If you are lucky and have a healthy self-worth, you will feel worthy of love and respect from a partner. You will give freely with no expectations and receive freely in return. If you have an unheaIthy self-worth, you will feel wrong — undeserving of love and respect, and you may start to practice wrongful giving. This is when you give more to the partners in your life, but for all the wrong reasons. Confused yet? Stay with me. This is the stuff novels are made of.
Because you feel wrong, you give more to get more. To give for the right reason means to give with no thought of a return. If a return shows up, that is wonderful, but the initial intent behind your giving was not to get something back. When we come from fear, we may start to practice wrongful giving because we need something to fill us up. You know, that empty spot. When a woman gives herself in a sexual way to try to fill up her empty spot, a man can sense this.
We had a lively discussion about this topic in one of my writing classes. The following explanation was written by a man in that class, and I think he hit the nail on the head.
“Some women don’t give sex freely. It feels like they think they are losing a piece of themselves. It’s like they are doing me a favor or something, and it’s really confusing when that happens. It’s like a woman wants sex, but in the middle of the act, she holds something back. I feel like I am taking sex when that happens. I feel used, and I don’t feel like I received anything. It doesn’t feel fun or loving. It’s so messed up.”
Now, there’s no better giver than a woman, whatever her motive may be. A woman’s capacity to give is vast. So she gives. A LOT. Why a woman gives isn’t always clear to a man. Many men think they must deserve all of this giving or they wouldn’t be getting it. The man relaxes and tries to enjoy all the giving, but if his partner is waiting for something in return and he doesn’t deliver, all hell breaks loose and catches the man off guard. This is a tough one for men because women always keep score. This could become one of my devious characters.
When giving and receiving are working to capacity, each partner gives freely with no expectation of getting anything back from the other. The irony is, they get everything back from the other. Each partner feels happy and full, almost burdened with happiness, and all of that happiness needs a place to go. This is where giving and receiving kicks in. Think of it as a pendulum. It is something to strive for, and it is so natural once we get into the swing of it. Giving and receiving is a reciprocal process but only in its purest form.

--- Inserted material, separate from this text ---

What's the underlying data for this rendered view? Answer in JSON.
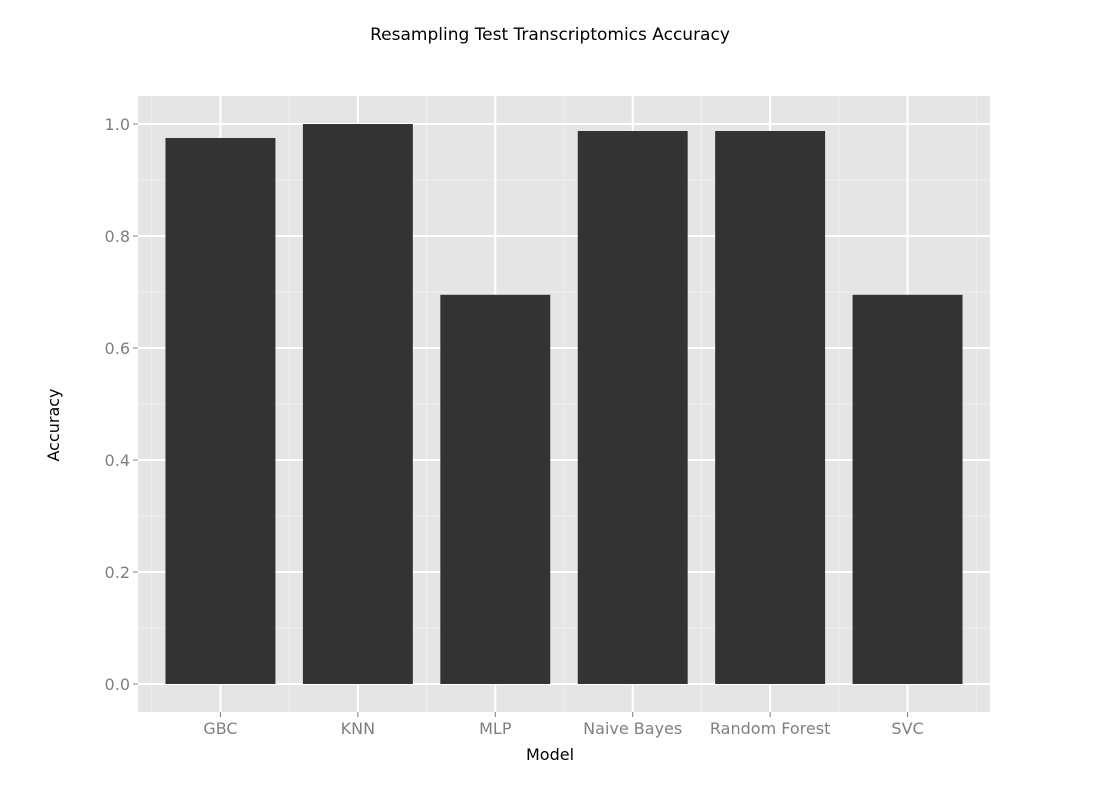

Here’s what I’m taking away from all of this. Lose the fear. Unlock the doors. Throw open the windows. Tear down the walls. The momentum of giving and receiving continues as long as we remember to give without expecting anything in return. That is what ends it. Every time. It is not what we get from a relationship, but what we give to a relationship that keeps us in the zone. No exceptions!
Remember ladies. When it comes to giving to the men in our lives, they don’t require very much. Here’s some good advice I found, and I’m passing it on to you.
“How to please a woman…Love her, die for her, take her to dinner, miss the Super Bowl for her, buy her jewelry, pretend you are interested in what she has to say.
How to please a man…Show up naked, bring beer.”
-Unknown, In Humor/Dark Humor-
It’s time to get back to my writing. I’m hoping I will be able to flesh out my characters a little better now that I have given this matter some thought.